Rollenbilder und Geschlechterverteilung
Pastewka betonte, dass die Rollen der Frauen in den Kriminalhörspielen der 1950er Jahre oft unterrepräsentiert seien. „Unsere größte Sorge bei den ‚Kein Mucks‘-Hörspielen ist die Rolle der Frau“, sagte er. Er sei froh, wenn überhaupt eine Frau mitspiele, da die Krimis dieser Zeit vorwiegend von Männern dominiert wurden. Pastewka lobte Evelyn Hamann, die vor ihrer Zusammenarbeit mit Loriot auch in Hörspielen von Radio bremen mitwirkte.

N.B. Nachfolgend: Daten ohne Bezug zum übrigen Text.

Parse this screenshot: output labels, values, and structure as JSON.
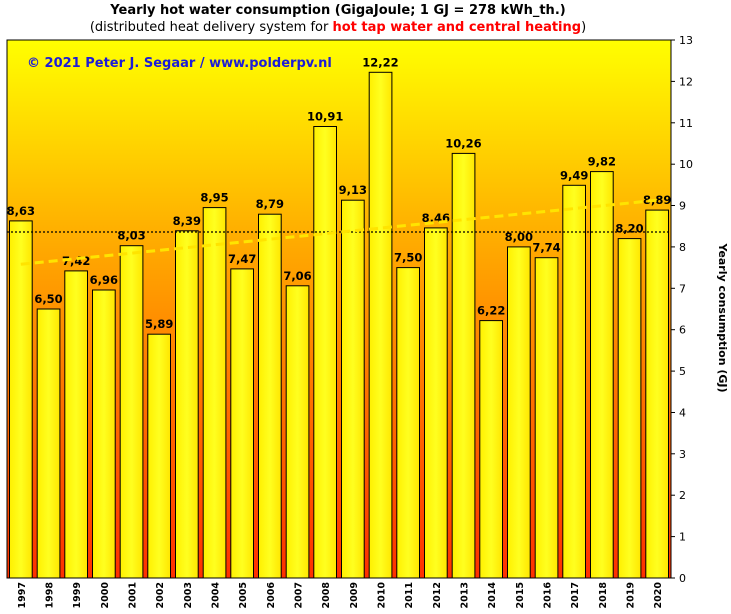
{
  "header": {
    "title": "Yearly hot water consumption  (GigaJoule;  1 GJ = 278 kWh_th.)",
    "subtitle_prefix": "(distributed heat delivery system for ",
    "subtitle_highlight": "hot tap water and central heating",
    "subtitle_suffix": ")",
    "copyright": "© 2021  Peter J. Segaar  /  www.polderpv.nl"
  },
  "colors": {
    "bar_fill_top": "#ffff00",
    "bar_fill_bottom": "#ffe800",
    "background_top": "#ffff00",
    "background_bottom": "#ff3000",
    "trend": "#ffe400",
    "copyright": "#1c1cd8",
    "highlight": "#ff0000"
  },
  "chart_data": {
    "type": "bar",
    "categories": [
      "1997",
      "1998",
      "1999",
      "2000",
      "2001",
      "2002",
      "2003",
      "2004",
      "2005",
      "2006",
      "2007",
      "2008",
      "2009",
      "2010",
      "2011",
      "2012",
      "2013",
      "2014",
      "2015",
      "2016",
      "2017",
      "2018",
      "2019",
      "2020"
    ],
    "values": [
      8.63,
      6.5,
      7.42,
      6.96,
      8.03,
      5.89,
      8.39,
      8.95,
      7.47,
      8.79,
      7.06,
      10.91,
      9.13,
      12.22,
      7.5,
      8.46,
      10.26,
      6.22,
      8.0,
      7.74,
      9.49,
      9.82,
      8.2,
      8.89
    ],
    "value_labels": [
      "8,63",
      "6,50",
      "7,42",
      "6,96",
      "8,03",
      "5,89",
      "8,39",
      "8,95",
      "7,47",
      "8,79",
      "7,06",
      "10,91",
      "9,13",
      "12,22",
      "7,50",
      "8,46",
      "10,26",
      "6,22",
      "8,00",
      "7,74",
      "9,49",
      "9,82",
      "8,20",
      "8,89"
    ],
    "ylabel": "Yearly consumption (GJ)",
    "ylim": [
      0,
      13
    ],
    "yticks": [
      0,
      1,
      2,
      3,
      4,
      5,
      6,
      7,
      8,
      9,
      10,
      11,
      12,
      13
    ],
    "y_axis_side": "right",
    "average_line": 8.36,
    "trend_line": {
      "start": 7.58,
      "end": 9.13
    }
  }
}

Umgang mit rassistischen Stereotypen
Beim Umgang mit rassistischen stereotypen in alten Produktionen setzt Pastewka auf Einordnung statt Zensur. Er erklärte, dass problematische Passagen gesendet würden, wenn das Hörspiel insgesamt gut sei. Als Beispiel nannte er eine Sherlock-Holmes-Produktion, in der Sinti und Roma unter Verdacht stehen. Die Redaktion setze auf Transparenz und sensibilisiere das Publikum mit einer Triggerwarnung.
Tempo und technische Aspekte
Pastewka widersprach dem Vorurteil, alte Produktionen seien zu langsam für heutige Seh- und Hörgewohnheiten. Er betonte, dass viele Hörspiele der damaligen Zeit auf Tempo ausgelegt waren, da sie sich an internationalen vorbildern orientierten.Die Kürze der Stücke sei zudem technisch bedingt gewesen, um das Publikum nicht mit dem Rauschen der schwachen Sendeübertragungen zu belasten. Im Vergleich dazu wirke die heutige Norm von 90 Minuten entschleunigt.